After boxing Gunboat Steeves (he had previously boxed against him on February 28, 1957) in Holyoke, Massachusetts, he started to suffer from severe headaches. He was knocked out by Joe Devlin in every round. After the fight he passed out and was taken to Boston City Hospital where he remained in a coma until June 1958. This was his last professional boxing match.

In September 1964 after returning to the ring and fighting Pineapple Stevenson, he blacked out while fighting, and woke up in the hospital again. During that match he had put Pineapple Stevenson in a coma. Anthony himself started to suffer from extremely bad migraines, nausea, blurry vision with the inability to focus, and temporary mood swings that changed his behavior. It is unknown if he sought professional rehabilitation at a hospital to help these symptoms that plagued him. He told to a friend, "I thought my life was over when I couldn't fight anymore. I was filled with self-pity, I started drinking again and I got into trouble." It is also thought that not being able to box anymore caused him severe depression which brought him to start drinking heavily and becoming incapacitated with alcohol on a regular basis.

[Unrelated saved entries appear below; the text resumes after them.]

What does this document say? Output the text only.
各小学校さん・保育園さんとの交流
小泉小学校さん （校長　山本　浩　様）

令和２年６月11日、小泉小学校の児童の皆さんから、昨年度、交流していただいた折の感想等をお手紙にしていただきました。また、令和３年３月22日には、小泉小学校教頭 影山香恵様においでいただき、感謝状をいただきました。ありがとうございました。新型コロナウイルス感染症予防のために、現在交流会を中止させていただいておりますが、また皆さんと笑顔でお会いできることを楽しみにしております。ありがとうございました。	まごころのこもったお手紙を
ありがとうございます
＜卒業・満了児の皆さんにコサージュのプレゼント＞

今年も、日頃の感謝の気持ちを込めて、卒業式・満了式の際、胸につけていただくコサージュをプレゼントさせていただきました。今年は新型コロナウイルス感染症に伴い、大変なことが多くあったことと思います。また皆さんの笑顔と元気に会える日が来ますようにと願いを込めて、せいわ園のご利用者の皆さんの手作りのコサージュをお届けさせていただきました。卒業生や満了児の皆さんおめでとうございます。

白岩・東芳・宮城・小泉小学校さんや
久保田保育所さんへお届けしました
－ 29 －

Out of 29 matches he won 25, although never was able to obtain the welterweight championship belt as it was not available to him the first time and lost it in 1958, lost two matches and was disqualified from one.

===Criminal career===

He was arrested for an unidentified crime on December 23, 1963, and sent to Massachusetts Correctional Institution - Norfolk. While incarcerated at the prison was an altar boy at prison masses. Father John Fitzgerald of St. Joseph's Church in Massachusetts Correctional Institution - Norfolk later said, "He wanted to get straightened out, and I think he did. He was a wonderful boy who'd run with a bad crowd. He frequently stopped in to see me and Father Peter Hart after he got out, and everything seemed to be all right. He took me to the fights, and he was with respectable fellows." After his father suffered a heart attack and could not work, he worked on a construction crew. He became indebted to loan sharks.

===Death and afterward===
On April 25, 1966, a month after his release from prison John Martorano beat Anthony savagely and shot him in the head in Quincy, Massachusetts. Martorano had his corpse dumped in the Blue Hills Reservation off Route 128 in Dedham, Massachusetts.